AL ASAD AIR BASE, Iraq - An Army vaccination program to protect service members and local wildlife from rabies has been going on here and throughout Iraq for more than two and a half years.

Wild animals, like foxes and stray dogs, are captured in traps, inspected by Army veterinarians for any evidence of disease - especially rabies - tagged and then released, said Maj. Randel Rogers, a native of Columbus, Ohio, and a logistics officer with the 371st Sustainment Brigade here.

"We vaccinate them to make sure that they don't have rabies," he said. "So we can make sure that the population of the wildlife around our base are safe and are not spreading any disease that could affect us."

Rabies is a viral disease which causes acute encephalitis (an inflammation of brain tissue). Typically, humans are infected after receiving a bite from an infected animal, usually through its saliva. The virus begins with flu-like symptoms, but once it reaches the central nervous system death could result in a matter of days.

A recent boom in pet populations led to an increase in reported cases in Africa and Asia, where rabies kills more than 55,000 people every year, according to a report from the World Health Organization.

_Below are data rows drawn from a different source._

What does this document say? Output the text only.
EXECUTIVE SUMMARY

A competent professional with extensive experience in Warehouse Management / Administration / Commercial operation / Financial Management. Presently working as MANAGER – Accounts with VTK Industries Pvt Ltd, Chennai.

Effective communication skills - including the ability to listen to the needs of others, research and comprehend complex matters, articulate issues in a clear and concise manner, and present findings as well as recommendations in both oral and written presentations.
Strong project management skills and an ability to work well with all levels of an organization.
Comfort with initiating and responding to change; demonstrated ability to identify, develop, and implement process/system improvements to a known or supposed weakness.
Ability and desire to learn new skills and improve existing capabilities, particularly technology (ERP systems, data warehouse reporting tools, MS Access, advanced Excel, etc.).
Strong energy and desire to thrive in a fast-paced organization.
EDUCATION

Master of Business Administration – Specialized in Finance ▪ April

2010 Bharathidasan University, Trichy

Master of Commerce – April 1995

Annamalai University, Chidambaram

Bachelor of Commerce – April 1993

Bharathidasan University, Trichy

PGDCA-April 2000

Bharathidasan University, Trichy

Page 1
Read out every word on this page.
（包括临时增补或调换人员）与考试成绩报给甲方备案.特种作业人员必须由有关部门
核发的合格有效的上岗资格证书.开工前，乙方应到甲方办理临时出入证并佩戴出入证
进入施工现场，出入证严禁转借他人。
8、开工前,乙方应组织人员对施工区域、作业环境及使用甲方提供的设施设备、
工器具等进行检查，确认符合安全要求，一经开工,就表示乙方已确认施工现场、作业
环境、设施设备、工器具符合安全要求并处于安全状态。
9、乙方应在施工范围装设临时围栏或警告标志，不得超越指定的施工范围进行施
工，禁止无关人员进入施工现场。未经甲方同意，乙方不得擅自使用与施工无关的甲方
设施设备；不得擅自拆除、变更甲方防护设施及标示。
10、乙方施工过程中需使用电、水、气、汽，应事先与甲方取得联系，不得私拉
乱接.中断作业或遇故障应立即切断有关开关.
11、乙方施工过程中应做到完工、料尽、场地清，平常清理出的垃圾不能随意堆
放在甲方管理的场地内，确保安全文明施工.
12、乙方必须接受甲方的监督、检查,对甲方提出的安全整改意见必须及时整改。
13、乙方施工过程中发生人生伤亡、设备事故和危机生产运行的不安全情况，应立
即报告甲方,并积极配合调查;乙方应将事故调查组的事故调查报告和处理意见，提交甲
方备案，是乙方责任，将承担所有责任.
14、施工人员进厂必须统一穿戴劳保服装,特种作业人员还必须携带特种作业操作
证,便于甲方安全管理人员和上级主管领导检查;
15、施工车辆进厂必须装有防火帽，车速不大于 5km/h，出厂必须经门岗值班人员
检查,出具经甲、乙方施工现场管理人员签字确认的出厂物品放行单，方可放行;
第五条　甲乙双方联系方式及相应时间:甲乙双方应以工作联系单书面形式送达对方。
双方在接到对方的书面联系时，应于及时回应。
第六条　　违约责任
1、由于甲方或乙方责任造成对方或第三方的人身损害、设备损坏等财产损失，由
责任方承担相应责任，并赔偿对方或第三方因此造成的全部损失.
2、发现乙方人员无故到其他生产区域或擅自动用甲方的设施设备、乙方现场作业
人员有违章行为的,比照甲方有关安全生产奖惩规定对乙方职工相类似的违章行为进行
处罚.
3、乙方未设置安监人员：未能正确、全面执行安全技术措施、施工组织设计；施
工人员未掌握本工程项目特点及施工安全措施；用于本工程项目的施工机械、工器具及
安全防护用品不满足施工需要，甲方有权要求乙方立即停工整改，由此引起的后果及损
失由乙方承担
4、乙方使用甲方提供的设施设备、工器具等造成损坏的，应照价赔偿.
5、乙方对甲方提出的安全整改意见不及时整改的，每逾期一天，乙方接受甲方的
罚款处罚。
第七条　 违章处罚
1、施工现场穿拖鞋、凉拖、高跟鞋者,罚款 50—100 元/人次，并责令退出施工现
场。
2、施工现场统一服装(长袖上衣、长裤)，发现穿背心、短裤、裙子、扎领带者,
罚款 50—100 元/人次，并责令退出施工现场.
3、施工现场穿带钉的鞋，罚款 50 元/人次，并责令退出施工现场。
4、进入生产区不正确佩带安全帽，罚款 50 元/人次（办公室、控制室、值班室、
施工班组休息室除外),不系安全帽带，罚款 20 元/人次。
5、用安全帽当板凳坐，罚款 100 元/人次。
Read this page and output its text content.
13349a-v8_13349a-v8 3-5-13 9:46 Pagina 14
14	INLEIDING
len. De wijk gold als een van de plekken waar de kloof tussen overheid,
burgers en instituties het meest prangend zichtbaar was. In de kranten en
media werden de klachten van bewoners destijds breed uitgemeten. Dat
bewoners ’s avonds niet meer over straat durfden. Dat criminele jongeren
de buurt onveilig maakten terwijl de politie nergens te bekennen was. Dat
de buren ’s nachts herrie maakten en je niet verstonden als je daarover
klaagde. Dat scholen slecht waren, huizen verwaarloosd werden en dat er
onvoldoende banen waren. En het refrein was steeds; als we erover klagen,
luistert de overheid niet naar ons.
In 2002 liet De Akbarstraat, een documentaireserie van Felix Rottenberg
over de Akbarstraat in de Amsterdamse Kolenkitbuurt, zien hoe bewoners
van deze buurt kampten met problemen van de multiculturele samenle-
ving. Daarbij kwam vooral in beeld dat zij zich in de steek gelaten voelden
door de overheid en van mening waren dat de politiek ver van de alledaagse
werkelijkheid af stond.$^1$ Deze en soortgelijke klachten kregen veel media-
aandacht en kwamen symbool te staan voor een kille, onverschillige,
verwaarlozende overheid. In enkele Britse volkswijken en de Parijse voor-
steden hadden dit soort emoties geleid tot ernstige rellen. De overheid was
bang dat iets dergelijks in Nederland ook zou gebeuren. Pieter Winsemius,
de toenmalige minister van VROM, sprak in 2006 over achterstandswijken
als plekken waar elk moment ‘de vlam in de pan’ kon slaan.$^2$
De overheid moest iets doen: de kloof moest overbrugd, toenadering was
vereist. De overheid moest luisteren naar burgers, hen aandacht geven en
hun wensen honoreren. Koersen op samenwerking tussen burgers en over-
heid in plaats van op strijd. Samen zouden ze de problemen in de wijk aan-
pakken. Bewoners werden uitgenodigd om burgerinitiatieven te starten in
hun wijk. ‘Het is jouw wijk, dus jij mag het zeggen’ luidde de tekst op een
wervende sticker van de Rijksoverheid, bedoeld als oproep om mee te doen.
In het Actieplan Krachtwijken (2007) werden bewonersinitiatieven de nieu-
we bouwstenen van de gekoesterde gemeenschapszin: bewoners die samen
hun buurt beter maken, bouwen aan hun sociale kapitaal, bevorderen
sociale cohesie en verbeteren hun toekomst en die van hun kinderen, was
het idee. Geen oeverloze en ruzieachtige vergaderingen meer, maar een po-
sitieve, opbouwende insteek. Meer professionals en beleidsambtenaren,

"[The program] is important because rabies is endemic in the country," said Capt. Brian Smith, of Houston, Texas, 64th Medical Detachment, and officer in charge of veterinary service for Multi-National Forces-West.

"There has been confirmed rabies in the country of Iraq," and many people were probably exposed to rabid animals and not aware of it, he said. Smith, though, was quick to point out he knew of no rabid animals found here or on other Coalition bases in western Iraq, which is his area of responsibility.

However, the vaccination program does not simply protect service members and local wildlife.

"One of the side effects that we realized on our rabies control program is that we were capturing all this data - because we were capturing all these animals on ours bases," Rogers said.

An amateur naturalist back home with a degree in wildlife management, Rogers partners with an Iraqi non-governmental organization and affiliate of the United Nations Environment Programme, Nature Iraq. Amongst all its other interests, Nature Iraq also endeavors to conduct the first detailed survey of plant and wildlife in Iraq since 1980.

"One of the problems with trying to protect wildlife is first establishing what species live in an area, what habitat they're using, how large the population is," Rogers said. "The more data we get, the clearer picture we'll have."

Such data is particularly helpful with secretive species like the jungle cat, which are poisoned and hunted extensively throughout the Middle East. Through vaccinations and booster shots - if a cat is caught again - the Coalition is helping to preserve a protected species and national treasure of Iraq, Smith said.

Both Smith and Rogers recommend avoiding any contact with wildlife, especially with stray cats or feral dogs, the most common carriers of the rabies virus. This is also why the military implemented policies to prohibit its service members from adopting local pets.

"My recommendation would be: If you are lucky enough to see (a wild animal), keep your distance and try to get a picture," Rogers said.